Compte-tenu de l'étendue des rapports commerciaux entretenus pas nos entreprises avec leurs homologues britanniques, il est légitime de s'interroger quant aux défis auxquels sont confrontées les entreprises basées au Royaume-Uni et les multinationales tenues de payer des impôts indirects au chancellor.

En premier lieu, si le Royaume-Uni ne sera pas directement impacté par la volonté européenne d'établir une norme commune en matière de déclaration fiscale, le Brexit continue de dominer le paysage fiscal britannique, tandis que l'UE et le Royaume-Uni s'efforcent de trouver un terrain d'entente pour permettre aux échanges commerciaux de se faire librement. Le Brexit a déjà affecté le commerce avec le voisin le plus proche du Royaume-Uni, l'Irlande, et six ans plus tard, le gouvernement britannique doit encore trouver une solution adaptée à divers secteurs clés.
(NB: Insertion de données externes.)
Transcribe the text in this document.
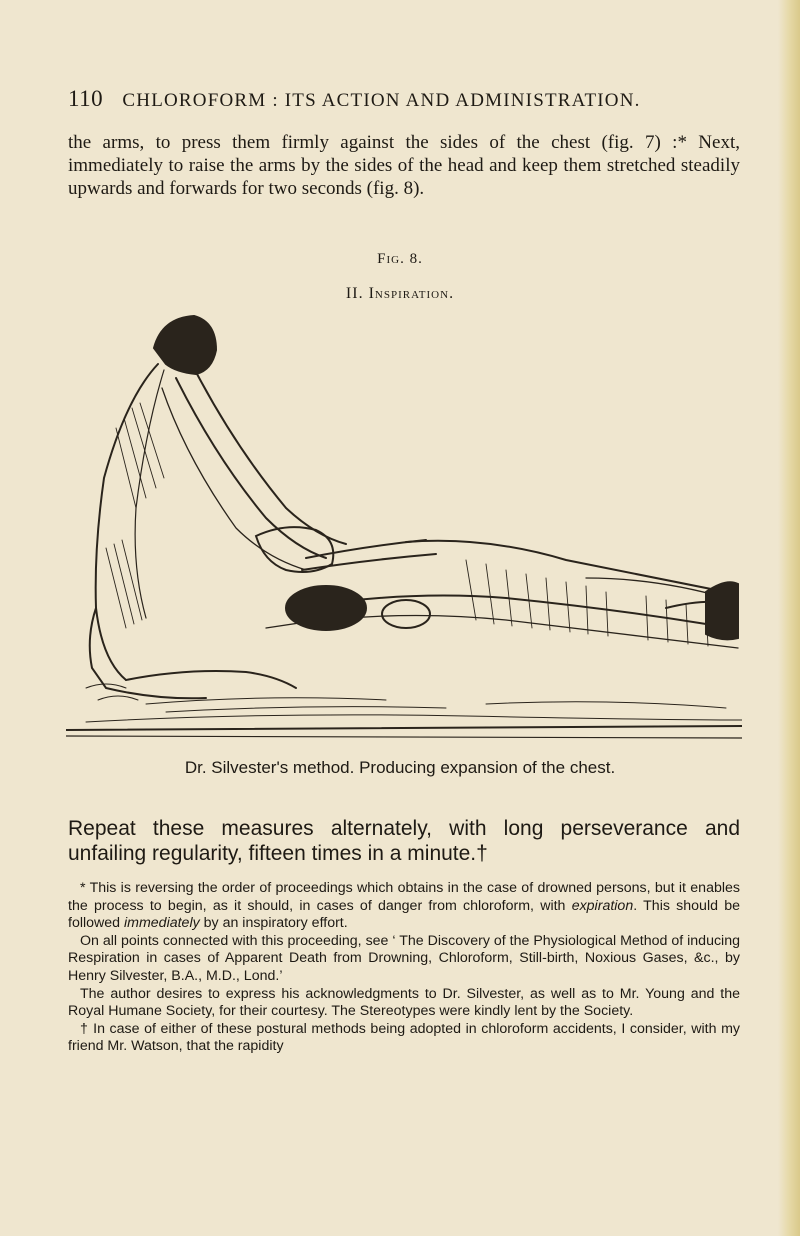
110 CHLOROFORM : ITS ACTION AND ADMINISTRATION.

the arms, to press them firmly against the sides of the chest (fig. 7) :* Next, immediately to raise the arms by the sides of the head and keep them stretched steadily upwards and forwards for two seconds (fig. 8).

Fig. 8.
II. Inspiration.
Dr. Silvester's method. Producing expansion of the chest.

Repeat these measures alternately, with long perseverance and unfailing regularity, fifteen times in a minute.†

* This is reversing the order of proceedings which obtains in the case of drowned persons, but it enables the process to begin, as it should, in cases of danger from chloroform, with expiration. This should be followed immediately by an inspiratory effort.

On all points connected with this proceeding, see ‘ The Discovery of the Physiological Method of inducing Respiration in cases of Apparent Death from Drowning, Chloroform, Still-birth, Noxious Gases, &c., by Henry Silvester, B.A., M.D., Lond.’

The author desires to express his acknowledgments to Dr. Silvester, as well as to Mr. Young and the Royal Humane Society, for their courtesy. The Stereotypes were kindly lent by the Society.

† In case of either of these postural methods being adopted in chloroform accidents, I consider, with my friend Mr. Watson, that the rapidity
C'est notamment le cas concernant le protocole de l'Irlande du Nord et les droits de douane, qui auront tous deux un impact majeur sur ce que le Royaume-Uni envisage de faire avec la TVA sur les transactions transfrontalières. L'incertitude règne donc toujours alors que les leaders politiques cherchent un dénouement qui convienne à toutes les parties et pourrait se prolonger en 2023 et au-delà.

Ensuite, une éventuelle implémentation par les autorités britanniques des CTC et du SAF-T prendrait des années et la tradition de la Common Law en freine l'adoption. Le Royaume-Uni ne suivra sans doute pas le même chemin que l'UE en la matière. Néanmoins, le plan gouvernemental Making Tax Digital a constitué une sorte de réponse britannique aux CTC ces dernières années. Première étape de l'administration fiscale britannique vers un système de déclaration d'impôts numérique, Making Tax Digital impose à toute entreprise de soumettre ses déclarations fiscales à l'administration fiscale par voie numérique. Quoique moins avancé que les CTC, le cadre étant établi, le Royaume-Uni se penchera probablement sur comment il peut étendre et développer le plan Making Tax Digital pour rendre la déclaration fiscale plus précise et plus efficace.

Enfin, en période d'incertitude économique, les modifications du taux de TVA sont courantes. Tandis que le Royaume-Uni cherche à se remettre de la pandémie et à lutter contre l'inflation, l'ajustement de la TVA est un moyen pour le trésor public de percevoir plus d'entrées via une modification du système d'imposition. Or, une réduction de TVA avait eu lieu lors de la crise financière de 2008 pour soulager la pression économique sur les entreprises, comme cela avait été fait au plus fort de la pandémie pour relancer la consommation. Si rien n'indique clairement que la pratique sera reconduite en 2022, une baisse du taux actuel de TVA (fixé à 20%) reste possible.

L'UE et le Royaume-Uni empruntent désormais des chemins différents et adoptent des approches très différentes en matière de fiscalité des entreprises. D'une part, l'avenir de la fiscalité B2B dans l'UE sera défini par la mise en œuvre des CTC et des SAF-T, ainsi que par la finalisation des mandats fiscaux qui impactent l'ensemble de l'Union et de ses partenaires commerciaux, à l'instar de l'OSS/IOSS. D'autre part, le Royaume-Uni sera obligé de s'aligner pour poursuivre sa relation commerciale avec l'UE, mais le pays est actuellement confronté à plus urgent. L'inflation et d'autres conséquences d'événements récents tels que la guerre en Ukraine ou la pandémie sont source d'incertitude économique. Des changements en matière de fiscalité indirecte et de réglementation, notamment pour contrecarrer les dommages collatéraux du Brexit sont attendus au courant de l'année.